Venice became the first major city in the world to impose an entrance fee in April, partly an emergency response by authorities there to avoid the Unesco-heritage site being blacklisted.

Authorities in Cinque Terre – also a Unesco site whose breathtaking fishing villages are wedged between the Ligurian coast and steep mountains and connected only by a network of hiking trails, by train or by sea – are now urgently working to ensure it doesn’t reach a similar tipping point.

The measures put to the test so far this year included making the national park’s most congested trail, the Sentiero Azzurro that runs between Monterosso al Mare and Vernazza, one-way on public holidays.

“It worked very well and was appreciated by our guests, especially foreigners,” said Donatella Bianchi, president of the Cinque Terre national park, adding that the plan is to extend the initiative. Plans have also been approved to limit access by sea to electric boats in order to protect marine life.

But the Cinque Terre’s biggest challenge is managing the crowds that swamp its tiny villages. The record 4 million who visited last year were concentrated in a 1km area – just 3% of the entire national park. The majority come by train, but thousands of passengers a day are dropped off by ferries having been transported from cruise ships docked at nearby La Spezia.

“Our problem isn’t overtourism but overcrowding, and during certain periods of the year,” said Fabrizia Pecunia, the mayor of both Manarola and Riomaggiore, where she imposed limits on the number of kayaks in its small bay to ease the number of vessels crowding the sea.

“The main challenge is how to distribute tourism across the area, and we need to do it quickly without giving the impression that we are anti-tourist, as for us, tourism is fundamental.”

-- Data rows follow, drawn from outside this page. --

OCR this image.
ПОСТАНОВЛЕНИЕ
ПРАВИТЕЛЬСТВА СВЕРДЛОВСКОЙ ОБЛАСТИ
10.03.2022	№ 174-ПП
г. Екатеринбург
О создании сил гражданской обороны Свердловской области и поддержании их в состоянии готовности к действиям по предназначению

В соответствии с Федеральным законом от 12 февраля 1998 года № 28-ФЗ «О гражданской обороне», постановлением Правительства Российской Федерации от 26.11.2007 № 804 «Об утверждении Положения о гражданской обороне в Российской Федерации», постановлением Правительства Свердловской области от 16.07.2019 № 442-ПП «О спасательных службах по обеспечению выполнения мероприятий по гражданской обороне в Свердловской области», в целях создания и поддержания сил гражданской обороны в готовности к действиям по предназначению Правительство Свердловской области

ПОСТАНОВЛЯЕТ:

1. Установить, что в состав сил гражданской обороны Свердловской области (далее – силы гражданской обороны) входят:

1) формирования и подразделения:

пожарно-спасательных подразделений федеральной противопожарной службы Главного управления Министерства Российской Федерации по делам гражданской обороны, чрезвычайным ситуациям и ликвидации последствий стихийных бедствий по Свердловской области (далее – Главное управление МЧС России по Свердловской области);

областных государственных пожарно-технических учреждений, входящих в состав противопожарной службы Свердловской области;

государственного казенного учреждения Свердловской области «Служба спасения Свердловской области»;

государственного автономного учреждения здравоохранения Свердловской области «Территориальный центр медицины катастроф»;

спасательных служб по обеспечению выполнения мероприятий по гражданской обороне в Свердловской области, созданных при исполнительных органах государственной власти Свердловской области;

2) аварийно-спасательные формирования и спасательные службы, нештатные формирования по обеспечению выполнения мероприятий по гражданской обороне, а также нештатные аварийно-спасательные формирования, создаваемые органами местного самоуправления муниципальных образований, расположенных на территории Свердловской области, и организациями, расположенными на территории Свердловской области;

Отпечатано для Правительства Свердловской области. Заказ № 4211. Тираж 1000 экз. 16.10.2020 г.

However, there have been tensions between local officials and the Ligurian regional authorities over the much-anticipated reopening in July of Via dell’Amore, or the Path of Love, a well-known lower coastal walkway linking Manarola with Riomaggiore that has been shut since a landslide in 2012. Visitors will need to pay to access the 12km path, although the price is yet to be established, and there will be time-slotted guided tours with limited group sizes.

Pecunia fears a publicity campaign by the regional council, which plays on the path’s romantic connotations, will trigger an even bigger surge in the kind of tourist only there to curate their social media profiles. The path got its name years ago, after someone scrawled a message on a wall saying “nude people meet here”, but it was originally called Strada Nuova, or New Path.

“It was created in around 1930 to unite two communities and has nothing to do with love,” she said. “The region had this idea to do ‘the longest kiss’ competition to mark the reopening – over my dead body.”

But with the path poised to attract even more visitors, the general consensus is that the key solution to managing the crowds is to disperse them upwards and into the mountains where they can get to know the real Cinque Terre and the farming community that grows vines, olives and fruit trees on strips of land carved into amphitheatre-like terraced cliffs. A project is underway to reclaim abandoned land for farming and to reconstruct the park’s characteristic dry-stone walls.

“Cinque Terre is more than just a picture postcard,” said Marina Mangano, president of Fondazione Manarola, a tourism association which has set up information centre in Riomaggiore’s castle intended to make people aware of the Cinque Terre’s culture and natural environment. “Its beauty is down to those working hard to maintain it. Doing this means we can have tourism, as without conservation there would be no Cinque Terre.”

Cielano is helping to teach dry-stone walling as part of the project. After years of living close to the sea, he moved up the mountain in search of quiet. “Now I sleep blissfully,” he said. “You do need a little patience with the tourists, but we also need them to be more aware of what the Cinque Terre really is, so that they can have a better experience too.”